TOKYO, Nov 18 (Reuters) - Japanese shares eased on Thursday, with cyclicals and oil companies leading the decline, but they pared losses after a media report that Prime Minister Fumio Kishida’s stimulus package will be larger than initially expected.
The Nikkei share average ended 0.30% lower at 29,598.66, but it cut a big part of its losses after the Nikkei business daily reported Japan’s economic stimulus package will likely involve fiscal spending of around 55.7 trillion yen ($488 billion) due to huge amounts of cash payouts.
That was way above market expectations of 30-40 trillion yen, though analysts cautioned that many investors would need to see what the government plans to spend on.

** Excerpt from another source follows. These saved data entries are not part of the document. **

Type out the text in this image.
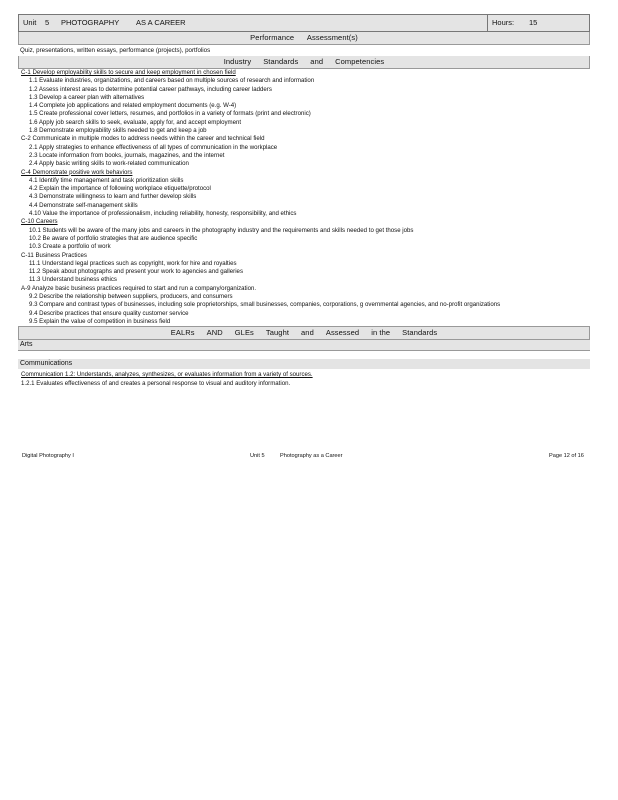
Unit 5 PHOTOGRAPHY AS A CAREER	Hours: 15
Performance Assessment(s)
Quiz, presentations, written essays, performance (projects), portfolios
Industry Standards and Competencies
C-1 Develop employability skills to secure and keep employment in chosen field
1.1 Evaluate industries, organizations, and careers based on multiple sources of research and information
1.2 Assess interest areas to determine potential career pathways, including career ladders
1.3 Develop a career plan with alternatives
1.4 Complete job applications and related employment documents (e.g. W-4)
1.5 Create professional cover letters, resumes, and portfolios in a variety of formats (print and electronic)
1.6 Apply job search skills to seek, evaluate, apply for, and accept employment
1.8 Demonstrate employability skills needed to get and keep a job
C-2 Communicate in multiple modes to address needs within the career and technical field
2.1 Apply strategies to enhance effectiveness of all types of communication in the workplace
2.3 Locate information from books, journals, magazines, and the internet
2.4 Apply basic writing skills to work-related communication
C-4 Demonstrate positive work behaviors
4.1 Identify time management and task prioritization skills
4.2 Explain the importance of following workplace etiquette/protocol
4.3 Demonstrate willingness to learn and further develop skills
4.4 Demonstrate self-management skills
4.10 Value the importance of professionalism, including reliability, honesty, responsibility, and ethics
C-10 Careers
10.1 Students will be aware of the many jobs and careers in the photography industry and the requirements and skills needed to get those jobs
10.2 Be aware of portfolio strategies that are audience specific
10.3 Create a portfolio of work
C-11 Business Practices
11.1 Understand legal practices such as copyright, work for hire and royalties
11.2 Speak about photographs and present your work to agencies and galleries
11.3 Understand business ethics
A-9 Analyze basic business practices required to start and run a company/organization.
9.2 Describe the relationship between suppliers, producers, and consumers
9.3 Compare and contrast types of businesses, including sole proprietorships, small businesses, companies, corporations, g overnmental agencies, and no-profit organizations
9.4 Describe practices that ensure quality customer service
9.5 Explain the value of competition in business field
EALRs AND GLEs Taught and Assessed in the Standards
Arts
Communications
Communication 1.2: Understands, analyzes, synthesizes, or evaluates information from a variety of sources.
1.2.1 Evaluates effectiveness of and creates a personal response to visual and auditory information.
Digital Photography I	Unit 5	Photography as a Career	Page 12 of 16
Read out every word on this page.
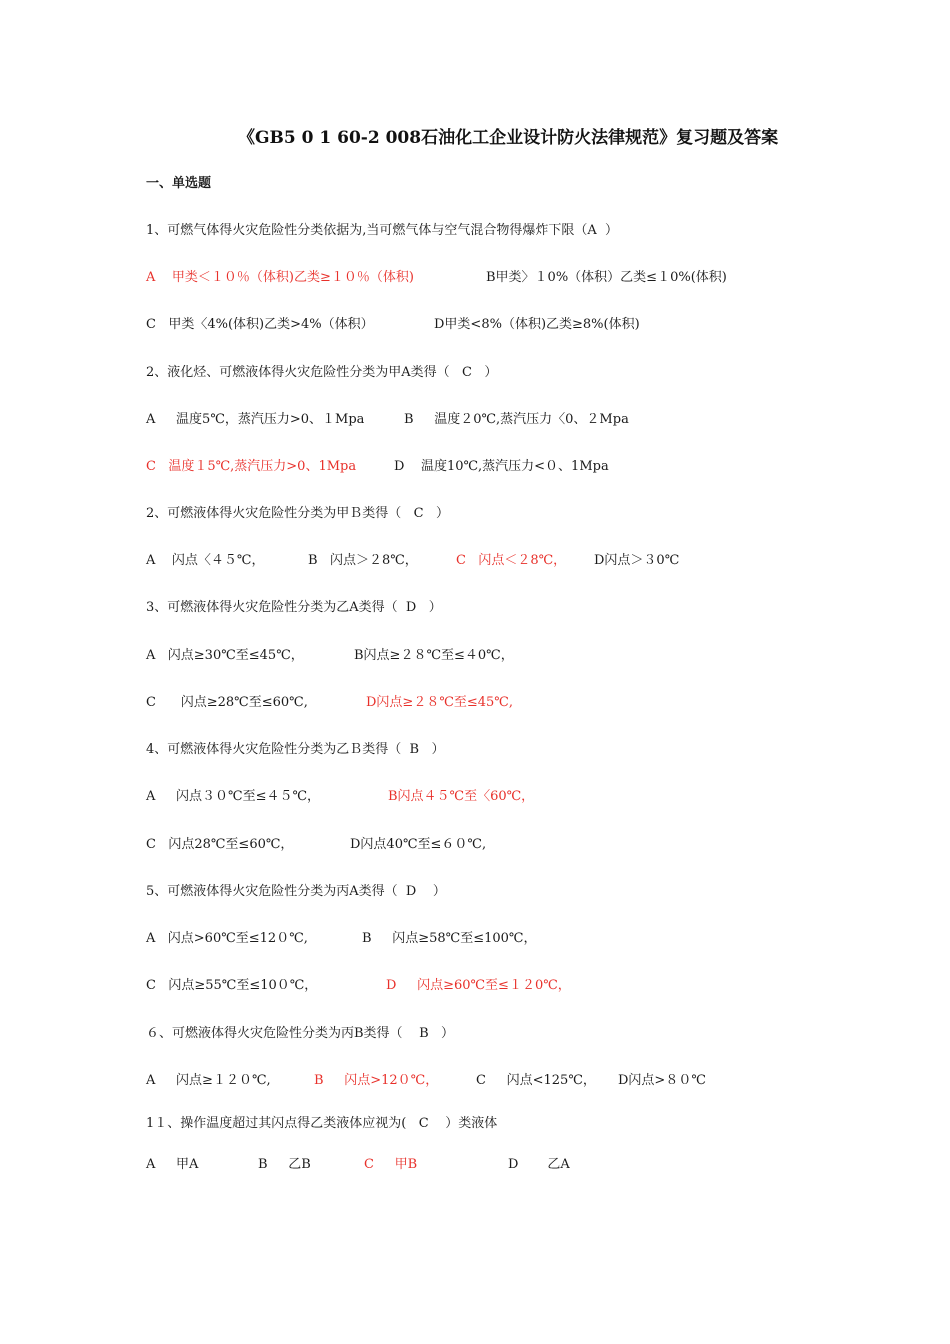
《GB5 0 1 60-2 008石油化工企业设计防火法律规范》复习题及答案
一、单选题
1、可燃气体得火灾危险性分类依据为,当可燃气体与空气混合物得爆炸下限（A  ）
A    甲类＜１０％（体积)乙类≥１０％（体积)	B甲类〉１0%（体积）乙类≤１0%(体积)
C   甲类〈4%(体积)乙类>4%（体积）	D甲类<8%（体积)乙类≥8%(体积)
2、液化烃、可燃液体得火灾危险性分类为甲A类得（   C   ）
A     温度5℃，蒸汽压力>0、１Mpa	B     温度２0℃,蒸汽压力〈0、２Mpa
C   温度１5℃,蒸汽压力>0、1Mpa	D    温度10℃,蒸汽压力<０、1Mpa
2、可燃液体得火灾危险性分类为甲Ｂ类得（   C   ）
A    闪点〈４５℃，	B   闪点＞２8℃，	C   闪点＜２8℃， D闪点＞３0℃
3、可燃液体得火灾危险性分类为乙A类得（  D   ）
A   闪点≥30℃至≤45℃，	B闪点≥２８℃至≤４0℃，
C      闪点≥28℃至≤60℃,	D闪点≥２８℃至≤45℃,
4、可燃液体得火灾危险性分类为乙Ｂ类得（  B   ）
A     闪点３０℃至≤４５℃，	B闪点４５℃至〈60℃，
C   闪点28℃至≤60℃，	D闪点40℃至≤６０℃,
5、可燃液体得火灾危险性分类为丙A类得（  D    ）
A   闪点>60℃至≤12０℃,	B     闪点≥58℃至≤100℃，
C   闪点≥55℃至≤10０℃，	D     闪点≥60℃至≤１２0℃，
６、可燃液体得火灾危险性分类为丙B类得（    B   ）
A     闪点≥１２０℃,	B     闪点>12０℃，	C     闪点<125℃， D闪点>８０℃
1１、操作温度超过其闪点得乙类液体应视为(   C    ）类液体
A     甲A	B     乙B	C     甲B	D       乙A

“What’s important is the contents. If there are elements that can be interpreted as a part of growth strategy, that would be positive for the stock market. But if not, there will be limited boost,” said Shingo Ide, chief equity strategist at NLI Research Institute.
The broader Topix shed 0.14% to 2,035.52.
The Nikkei reported Kishida’s stimulus package will be formally approved by the cabinet on Friday.
Before the Nikkei report came out, the market had a soft tone after U.S. stocks ended lower overnight, capped by worries the U.S. Federal Reserve may have to raise interest rates more aggressively in the future to tame inflation.
Cyclical shares such as shippers and steelmakers were among the top losers.
The TSE sea transport index lost 4%, with Kawasaki Kisen sinking 7.2% and Nippon Yusen down 4.4%.
Steelmakers declined 1%, with industry leader Nippon Steel losing 1.9%.
Oil-related shares were also bruised as crude prices dropped after a Reuters report that the United States was asking major oil consumers like China and Japan to consider a coordinated release of oil reserves.
Inpex declined 7.1% while Idemitsu Kosan lost 3.6%.
Eisai dropped 9% after a European Medicines Agency panel voted against approval of Alzheimer’s drug the Japanese drugmaker developed with Biogen Inc.